Java,J2ee,Hybris E-commerce suit,Apache Ofbiz ,database, E-commerce domain Experts: Use Concurrent HashMap instead of hashtable & synchronizedMap

Use Concurrent HashMap instead of hashtable & synchronizedMap

Some of the drawbacks of Synchronized collection such as HashTable , Collections.synchronizedMap are as follows .

Synchronized collection classes such as Hashtable and the synchronized wrapper classes created by the Collections.synchronizedMap are thread safe with poor concurrency, less performance and scalabilty .

1. Poor concurrency : When these collections are accessed by two or more threads, they achieve thread safety by making the collection's data private and synchronizing all public methods so that only one thread at a time can access the collection (hashtable / synchronizedMap ) data. This leads to poor concurrency. As Single lock is used for the whole collection , multiple threads struggle for the collection wide lock which reduces the performance

2. ConcurrentModificationException :

When one thread is traversing the hashtable / Collections.synchronizedMap through an Iterator , while another thread changes it by mutative operations (put, remove , etc) , iterator implemented in the java.util collections classes fails by throwing ConcurrentModificationException . The exception occurs when the hasNext() or next() method of Iterator class is called. The same error also occurs (See Code Part 1 : ) , when elements are added in hashtable or synchronizedMap , once the iterator is constructed. While iterating the collection (hashtable) through iterator , collection / table- wide locking is required , otherwise ConcurrentModificationException is occured .

3. Scalabilty Issues :

Scalabilty is the major issue when we use synchronized collections . When the workload of the application increases , increasing the resources like processor , memory should also increase the throughtput of the application. Unfortunately , it does not happen . A scalable program can handle a proportionally larger workload with more resources.

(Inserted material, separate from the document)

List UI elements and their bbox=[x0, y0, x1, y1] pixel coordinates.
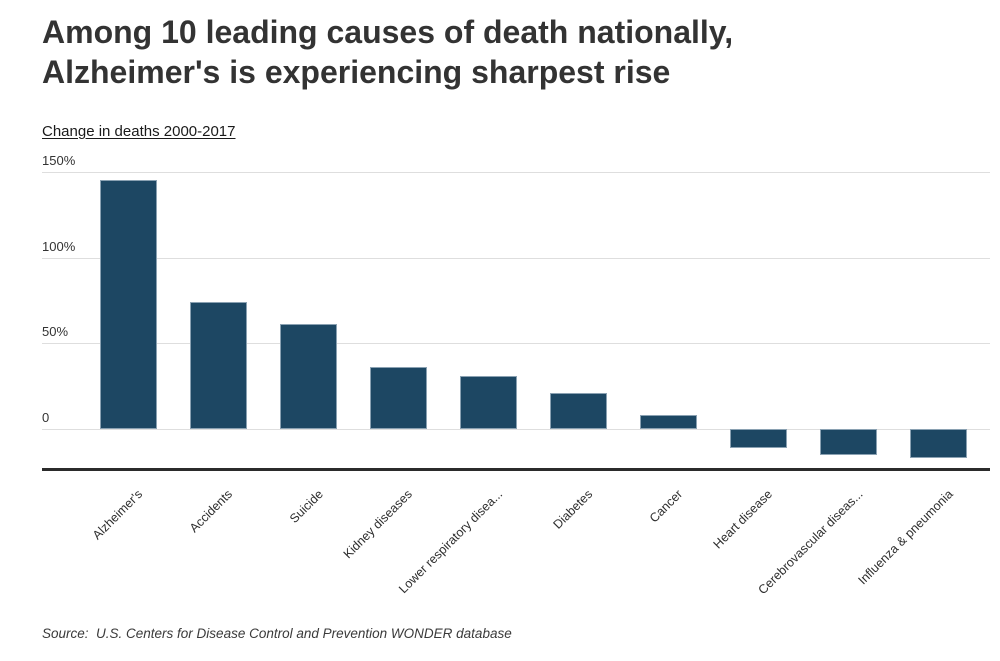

As synchronized collections synchronize on a single common lock , it restricts access to a single thread at a time, other threads are restricted to access that collections , even if the resources are available to schedule those threads.

4. Some of the common sequences of operations , such as put-if-absent (to check if an element is in the collection before adding it) or iteration , require external synchronization (i.e. client side locking ) (See Code Part 3 ) to avoid data races .

Code Part 1 :

//Map hm=Collections.synchronizedMap(new HashMap());

Map hm=new Hashtable(new HashMap());

//ConcurrentHashMap hm=new ConcurrentHashMap();

hm.put(1, "Blue");

hm.put(2, "Green");

hm.put(3, "Yellow");

Iterator entries = hm.entrySet().iterator();

hm.put(4, "Red");

hm.put(5, "Orange");

while (entries.hasNext()) {

Map.Entry entry = (Map.Entry) entries.next();

Integer key = (Integer)entry.getKey();

String value = (String)entry.getValue();

System.out.println("Key = " + key + ", Value = " + value);}

To overcome the above issues with the synchronized collections , a new version of HashMap with concurrent access has been designed that is ConcurrentHashMap. This class is packaged with java.util.concurrent in JDK 1.5)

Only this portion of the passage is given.